# Introduction

Introduction to resume analyser (Prabhjit)

Explain at a high level what this package aims to do and explain the example

Example: Comparing resume I downloaded from www.heinz.cmu.edu to the Software Engineer Job Description Sampson sent on Slack (**citation needed**)
If we need a better resume to cite we can do it too if someone can find a better one! Or does one of us want to upload an anonymised version of our own resumes? Also, should we add a reference section?

## Getting Started with Resume Analyser

We will be assuming that you have already installed our resumeanalyser package, as per the `Installation` section of our README.md file. To start using resume analyser in a project, we will run the following code cell:

In [2]:
import resumeanalyser
print(resumeanalyser.__version__)

0.1.0


# Extracting Text 
To start comparing the sample resume to the sample job description, we will first start by extracting the text from them. The sample resume, which was downloaded from Carnegie Mellon University's Heinz College, has been stored as a PDF in the `data` subdirectory under the `tests` directory of this repository, while the sample job description has been stored as a docx document under the same directory. Thankfully, our `resumeanalyser` is compatible with both .docx and .pdf documents. We will thus start the analysis by reading in the text from both sources, which will serve as the basis of our analysis for the rest of this vignette.

In [3]:
# To import the text extraction functions
from resumeanalyser.text_reading import *

Now that our imports are done, we will be using `pdf_to_text` to read the text from the sample resume, and will store this as a string. This function takes in a pathname ending in `.pdf` as an input.

In [18]:
resume_pdf_path = "../tests/data/msppm-sample-resume.pdf"
sample_resume_text = pdf_to_text(resume_pdf_path)
print(sample_resume_text[0:50])

Polly Seapsea@andrew.cmu.edu | 412.889.4687 | link


The resume has now been read and stored under the variable `sample_resume_text`. Next, we will be using the function `docx_to_text` to extract text from the job description, and will store the text as a string. Similarly, it takes in a path name ending in `.docx` as an input,so if you run into problems with either of the text reading functions, please be sure to check your file path name and use the appropriate function.

In [19]:
job_desc_path = "../tests/data/software_engineer_job_description.docx"
job_desc_text = docx_to_text(job_desc_path)
print(job_desc_text[0:50])

Software Engineer Job Description We are looking f


# Example Usage of Text Cleaning Functions

`resumeanalyser` offers how to use a series of text cleaning functions. These functions include:
1. Removing punctuation
2. Tokenization
3. Converting to lower case
4. Removing stop words
5. Lemmatization

You can apply these functions either step-by-step to understand each part of the text cleaning process, 
or you can use the `clean_text` function to apply all these steps in one go for convenience.

In [8]:
from resumeanalyser.text_cleaning import *

NLTK WordNet and stopwords downloaded successfully.
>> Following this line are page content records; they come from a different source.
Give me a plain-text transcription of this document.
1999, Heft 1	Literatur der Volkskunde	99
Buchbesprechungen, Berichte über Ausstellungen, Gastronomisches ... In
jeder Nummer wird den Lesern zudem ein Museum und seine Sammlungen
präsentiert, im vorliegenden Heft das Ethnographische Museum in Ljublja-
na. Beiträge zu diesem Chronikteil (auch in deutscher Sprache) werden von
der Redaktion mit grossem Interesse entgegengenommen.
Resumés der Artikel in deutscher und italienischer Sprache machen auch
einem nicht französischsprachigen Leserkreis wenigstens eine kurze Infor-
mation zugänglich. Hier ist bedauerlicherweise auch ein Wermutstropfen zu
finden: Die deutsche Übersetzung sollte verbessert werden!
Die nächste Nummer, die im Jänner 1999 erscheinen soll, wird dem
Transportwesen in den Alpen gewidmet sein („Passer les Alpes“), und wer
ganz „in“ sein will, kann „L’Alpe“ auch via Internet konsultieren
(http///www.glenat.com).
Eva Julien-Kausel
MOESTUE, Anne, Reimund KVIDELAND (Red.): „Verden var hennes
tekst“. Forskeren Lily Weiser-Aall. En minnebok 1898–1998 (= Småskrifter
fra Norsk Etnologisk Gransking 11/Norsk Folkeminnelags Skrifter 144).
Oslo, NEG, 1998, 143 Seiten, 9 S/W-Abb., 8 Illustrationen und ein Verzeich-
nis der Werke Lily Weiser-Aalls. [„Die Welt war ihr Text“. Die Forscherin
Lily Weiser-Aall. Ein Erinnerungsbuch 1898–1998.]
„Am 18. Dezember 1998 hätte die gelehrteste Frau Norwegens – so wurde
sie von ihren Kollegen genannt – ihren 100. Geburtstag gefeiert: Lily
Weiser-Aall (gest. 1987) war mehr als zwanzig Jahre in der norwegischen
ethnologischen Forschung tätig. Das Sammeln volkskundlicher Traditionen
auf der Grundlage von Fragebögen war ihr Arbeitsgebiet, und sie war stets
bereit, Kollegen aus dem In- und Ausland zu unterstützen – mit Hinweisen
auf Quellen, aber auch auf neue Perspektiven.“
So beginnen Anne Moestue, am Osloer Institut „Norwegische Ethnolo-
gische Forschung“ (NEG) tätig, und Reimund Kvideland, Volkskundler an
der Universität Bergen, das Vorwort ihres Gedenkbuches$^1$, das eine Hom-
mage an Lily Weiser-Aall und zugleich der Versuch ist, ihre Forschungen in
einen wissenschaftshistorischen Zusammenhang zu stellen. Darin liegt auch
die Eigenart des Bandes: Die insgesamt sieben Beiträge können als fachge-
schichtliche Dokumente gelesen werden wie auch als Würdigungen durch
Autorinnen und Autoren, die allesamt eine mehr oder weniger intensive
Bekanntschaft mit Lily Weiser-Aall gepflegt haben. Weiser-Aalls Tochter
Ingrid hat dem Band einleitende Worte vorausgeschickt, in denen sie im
[nltk_data] Downloading package wordnet to /Users/user/nltk_data...
[nltk_data]   Package wordnet is already up-to-date!
[nltk_data] Downloading package stopwords to /Users/user/nltk_data...
[nltk_data]   Package stopwords is already up-to-date!


In [9]:
# Example text
sample_text = "The cats are chasing the mice, and one mouse is running faster than the others."

## Demonstrating step-by-step process

In [10]:
# Step 1: Remove punctuation
no_punctuation = remove_punctuation(sample_text)
print("Text without Punctuation:", no_punctuation)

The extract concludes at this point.